Le Conseil d’État examine actuellement la question délicate du contrôle d’identité au faciès, suite aux émeutes qui ont éclaté dans plusieurs villes françaises trois mois auparavant, suite à la tragique mort du jeune Nahel. Cette problématique est soulevée par six associations qui ont saisi l’autorité compétente.
Abdoulaye a vécu une expérience qui l’a fait complètement craquer le 1er avril 2022 lorsqu’il a été confronté à quatre policiers du 16e arrondissement à Paris. Sur la vidéo du contrôle qu’il a lui-même filmée, on peut l’entendre dire : « C’est la 200ᵉ fois que je me fais contrôler par la police, il y en a ras-le-bol, je me fais tout le temps contrôler, tout le temps ! » Trois mois après les émeutes liées à la mort du jeune Nahel, le Conseil d’État examine la question sensible du contrôle d’identité au faciès.
Appuyées sur de nombreux témoignages, dont celui d’Abdoulaye, six associations, dont Human Rights Watch et Amnesty International, ont saisi la plus haute juridiction administrative française afin de contraindre l’État à changer ses pratiques en matière de contrôle policier, telles que la modification du code de procédure pénale ou l’introduction d’un récépissé par exemple.

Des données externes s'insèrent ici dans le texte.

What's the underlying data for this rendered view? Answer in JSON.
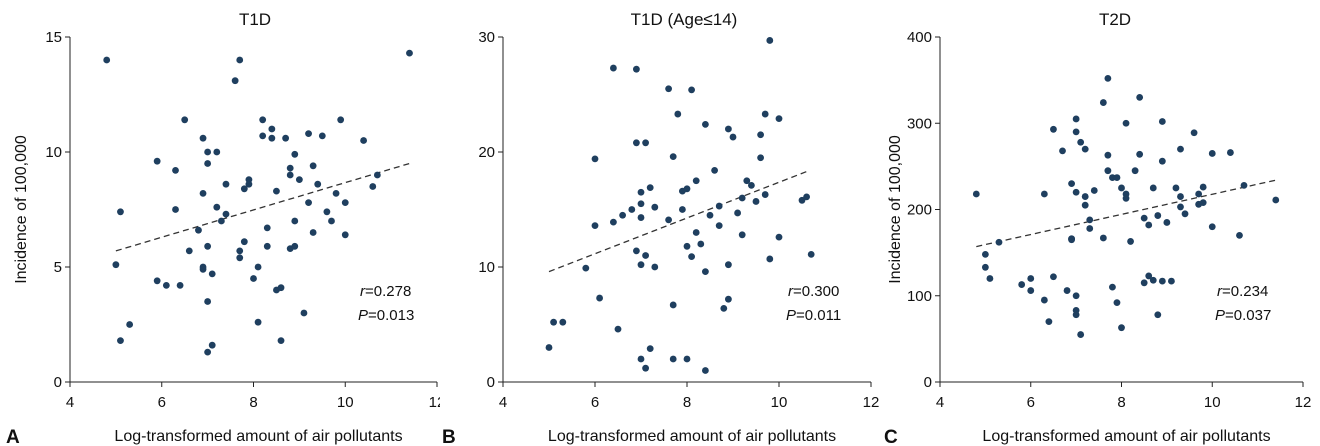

La colère d’Abdoulaye, sans violence physique, lui a valu une amende de 2 400 euros pour outrage aux personnes dépositaires de l’ordre public. Il dénonce « le côté arbitraire » et la répétition de ces « contrôles au faciès ».
« J’ai des amis blancs de 30 ans, 35 ans, qui me disent qu’ils n’ont jamais été contrôlés par la police. » – Abdoulaye, à 42mag.fr
Aujourd’hui, Abdoulaye reste convaincu que c’est la couleur de sa peau, son apparence et une forme de profilage ethnique qui ont poussé les agents à le choisir ce jour-là parmi les autres automobilistes. « Dans un centre commercial où l’on va quelque part et qu’au milieu de la foule, on vous arrête, on vous met sur le côté, on vous fouille. Après vous posez la question ‘Pourquoi vous me contrôlez ?’ et on vous répond ‘Ne posez pas de questions, c’est comme ça !’. Il faut que ça change parce qu’il ne doit pas y avoir deux France dans un seul pays. »
Abdoulaye affirme avoir subi près de 200 contrôles d’identité qu’il estime être liés à son apparence depuis son enfance. Cette information est impossible à vérifier car en France, les forces de l’ordre ne délivrent pas de récépissés aux personnes qu’elles contrôlent dans l’espace public.
Il convient de noter que le président de la République, Emmanuel Macron, a reconnu le 4 décembre 2020 l’existence des contrôles au faciès, suite à l’agression du producteur de musique noir Michel Zecler, ce qui a provoqué la colère des syndicats de police.
Au cours des dernières années, la France a été condamnée plusieurs fois sur cette question : en juin 2021 par la Cour d’appel de Paris et en 2016 par la Cour de cassation, qui a condamné définitivement l’État pour des contrôles « au faciès ». Dans un rapport datant de 2017, le Défenseur des droits avait conclu qu’un jeune homme « perçu comme noir ou arabe » avait vingt fois plus de chances d’être contrôlé que le reste de la population.